To study the relation between the prescription rates of selected cardiovascular drugs (ACE-inhibitors and Angiotensin receptor blockers, beta-blockers, diuretics, and combinations), sociodemographic factors (age, gender and socioeconomic class) and concomitant diseases (hypertension, coronary heart disease, cerebrovascular accident, heart valve disease, atrial fibrillation, diabetes mellitus and asthma/COPD) among patients with heart failure cared for in general practice.

Methods

Data from the second Dutch National Survey in General Practice, conducted mainly in 2001. In this study the data of 96 practices with a registered patient population of 374.000 were used.

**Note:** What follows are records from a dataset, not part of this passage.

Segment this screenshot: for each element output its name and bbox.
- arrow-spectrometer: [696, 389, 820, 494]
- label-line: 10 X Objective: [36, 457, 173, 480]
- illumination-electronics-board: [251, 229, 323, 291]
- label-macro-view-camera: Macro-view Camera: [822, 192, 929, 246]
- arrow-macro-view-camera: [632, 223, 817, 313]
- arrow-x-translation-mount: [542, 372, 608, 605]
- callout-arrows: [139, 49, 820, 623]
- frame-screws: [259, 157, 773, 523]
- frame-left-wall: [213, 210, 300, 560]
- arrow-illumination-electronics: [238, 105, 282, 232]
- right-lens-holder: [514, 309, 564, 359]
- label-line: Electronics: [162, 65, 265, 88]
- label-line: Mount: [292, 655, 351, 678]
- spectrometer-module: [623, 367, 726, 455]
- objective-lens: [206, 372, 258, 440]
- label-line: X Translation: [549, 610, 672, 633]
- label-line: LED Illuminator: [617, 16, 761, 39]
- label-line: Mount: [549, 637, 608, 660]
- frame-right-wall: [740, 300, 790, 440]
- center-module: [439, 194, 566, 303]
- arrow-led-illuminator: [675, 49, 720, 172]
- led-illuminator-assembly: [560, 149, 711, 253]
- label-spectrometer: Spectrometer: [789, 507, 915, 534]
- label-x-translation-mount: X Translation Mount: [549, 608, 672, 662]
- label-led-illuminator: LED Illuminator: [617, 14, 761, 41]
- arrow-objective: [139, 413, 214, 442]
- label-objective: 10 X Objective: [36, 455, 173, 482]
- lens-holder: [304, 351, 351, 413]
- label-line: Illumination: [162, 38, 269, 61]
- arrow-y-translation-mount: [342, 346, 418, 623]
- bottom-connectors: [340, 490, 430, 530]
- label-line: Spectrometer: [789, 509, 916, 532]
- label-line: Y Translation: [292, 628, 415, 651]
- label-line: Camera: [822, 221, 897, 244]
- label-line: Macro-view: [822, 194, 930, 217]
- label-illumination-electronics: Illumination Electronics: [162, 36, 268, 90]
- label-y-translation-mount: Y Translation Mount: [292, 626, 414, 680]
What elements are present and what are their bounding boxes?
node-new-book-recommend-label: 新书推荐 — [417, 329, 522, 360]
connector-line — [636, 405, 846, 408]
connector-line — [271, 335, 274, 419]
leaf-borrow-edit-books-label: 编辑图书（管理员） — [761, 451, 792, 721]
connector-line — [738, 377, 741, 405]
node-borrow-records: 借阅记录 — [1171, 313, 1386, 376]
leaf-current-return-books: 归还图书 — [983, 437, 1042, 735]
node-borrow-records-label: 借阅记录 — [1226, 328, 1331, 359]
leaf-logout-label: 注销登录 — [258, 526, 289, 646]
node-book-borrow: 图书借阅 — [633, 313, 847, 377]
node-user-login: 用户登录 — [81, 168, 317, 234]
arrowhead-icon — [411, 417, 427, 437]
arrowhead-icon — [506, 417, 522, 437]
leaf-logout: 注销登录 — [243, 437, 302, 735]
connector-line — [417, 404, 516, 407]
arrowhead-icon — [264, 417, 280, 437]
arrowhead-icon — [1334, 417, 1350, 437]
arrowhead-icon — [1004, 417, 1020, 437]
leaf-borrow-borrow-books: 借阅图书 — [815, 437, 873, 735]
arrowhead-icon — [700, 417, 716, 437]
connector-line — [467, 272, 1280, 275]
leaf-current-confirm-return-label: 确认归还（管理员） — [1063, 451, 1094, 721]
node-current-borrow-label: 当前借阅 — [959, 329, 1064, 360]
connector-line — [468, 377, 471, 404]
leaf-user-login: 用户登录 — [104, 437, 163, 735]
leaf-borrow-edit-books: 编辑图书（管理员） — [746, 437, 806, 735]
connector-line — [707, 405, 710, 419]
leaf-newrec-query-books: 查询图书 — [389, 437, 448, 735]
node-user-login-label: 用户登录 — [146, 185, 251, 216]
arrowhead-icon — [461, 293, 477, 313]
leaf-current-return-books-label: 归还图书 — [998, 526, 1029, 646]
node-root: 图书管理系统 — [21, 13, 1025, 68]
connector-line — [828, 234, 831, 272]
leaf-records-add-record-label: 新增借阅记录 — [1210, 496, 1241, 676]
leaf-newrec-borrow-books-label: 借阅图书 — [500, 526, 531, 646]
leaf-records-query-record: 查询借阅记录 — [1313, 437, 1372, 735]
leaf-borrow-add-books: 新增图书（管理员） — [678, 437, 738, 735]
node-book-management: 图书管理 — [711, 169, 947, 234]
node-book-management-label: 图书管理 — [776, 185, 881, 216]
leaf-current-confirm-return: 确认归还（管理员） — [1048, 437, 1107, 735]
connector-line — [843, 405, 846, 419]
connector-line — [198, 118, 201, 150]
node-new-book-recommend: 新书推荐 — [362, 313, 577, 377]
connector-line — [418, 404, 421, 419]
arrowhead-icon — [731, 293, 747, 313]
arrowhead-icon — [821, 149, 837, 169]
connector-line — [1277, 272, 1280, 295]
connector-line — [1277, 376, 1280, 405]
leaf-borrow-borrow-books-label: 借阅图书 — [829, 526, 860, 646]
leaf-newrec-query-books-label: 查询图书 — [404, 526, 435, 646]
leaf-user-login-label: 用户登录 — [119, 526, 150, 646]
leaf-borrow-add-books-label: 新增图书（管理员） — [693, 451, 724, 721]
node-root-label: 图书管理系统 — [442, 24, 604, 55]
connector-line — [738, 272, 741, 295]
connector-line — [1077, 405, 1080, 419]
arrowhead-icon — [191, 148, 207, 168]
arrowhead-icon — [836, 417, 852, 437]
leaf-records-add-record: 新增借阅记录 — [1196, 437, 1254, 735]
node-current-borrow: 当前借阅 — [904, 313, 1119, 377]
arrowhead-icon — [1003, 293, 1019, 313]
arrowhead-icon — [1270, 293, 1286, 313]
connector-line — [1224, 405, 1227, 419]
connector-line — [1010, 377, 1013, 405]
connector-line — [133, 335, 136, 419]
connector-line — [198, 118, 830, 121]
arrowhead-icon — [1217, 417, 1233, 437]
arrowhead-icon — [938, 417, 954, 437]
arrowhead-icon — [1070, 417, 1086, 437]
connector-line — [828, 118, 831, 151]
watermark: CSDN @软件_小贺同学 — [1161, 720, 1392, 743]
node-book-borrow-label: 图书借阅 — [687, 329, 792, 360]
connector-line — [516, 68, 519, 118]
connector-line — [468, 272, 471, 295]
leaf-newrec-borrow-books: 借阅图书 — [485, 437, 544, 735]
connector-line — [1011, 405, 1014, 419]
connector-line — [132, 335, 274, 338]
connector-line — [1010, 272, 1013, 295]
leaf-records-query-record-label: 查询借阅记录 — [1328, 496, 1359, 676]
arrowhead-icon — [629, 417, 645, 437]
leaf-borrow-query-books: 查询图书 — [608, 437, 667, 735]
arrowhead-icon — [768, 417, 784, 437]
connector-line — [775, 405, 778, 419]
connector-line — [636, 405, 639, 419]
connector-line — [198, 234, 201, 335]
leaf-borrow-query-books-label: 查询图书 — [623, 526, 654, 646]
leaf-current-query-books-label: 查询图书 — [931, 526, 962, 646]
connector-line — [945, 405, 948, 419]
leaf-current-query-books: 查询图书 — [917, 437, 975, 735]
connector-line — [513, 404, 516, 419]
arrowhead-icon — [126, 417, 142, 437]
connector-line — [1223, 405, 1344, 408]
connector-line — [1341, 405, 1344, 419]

Data included diagnosis made during one year by general practitioners, derived from the electronic medical records, prescriptions for medication and sociodemographic characteristics collected via a postal questionnary (response 76%)

Results

A diagnosis of HF was found with 2771 patients (7.1 in 1000). Their mean age was 77.7 years, 68% was 75 years or older, 55% of the patients were women. Overall prescription rates for RAAS-I, beta-blockers and diuretics were 50%, 32%, 86%, respectively, whereas a combination of these three drugs was prescribed in 18%. Variations in prescription rates were mainly related to age and concomitant diseases.

Conclusion

Prescription is not influenced by gender, to a small degree influenced by socioeconomic status and to a large degree by age and concomitant diseases.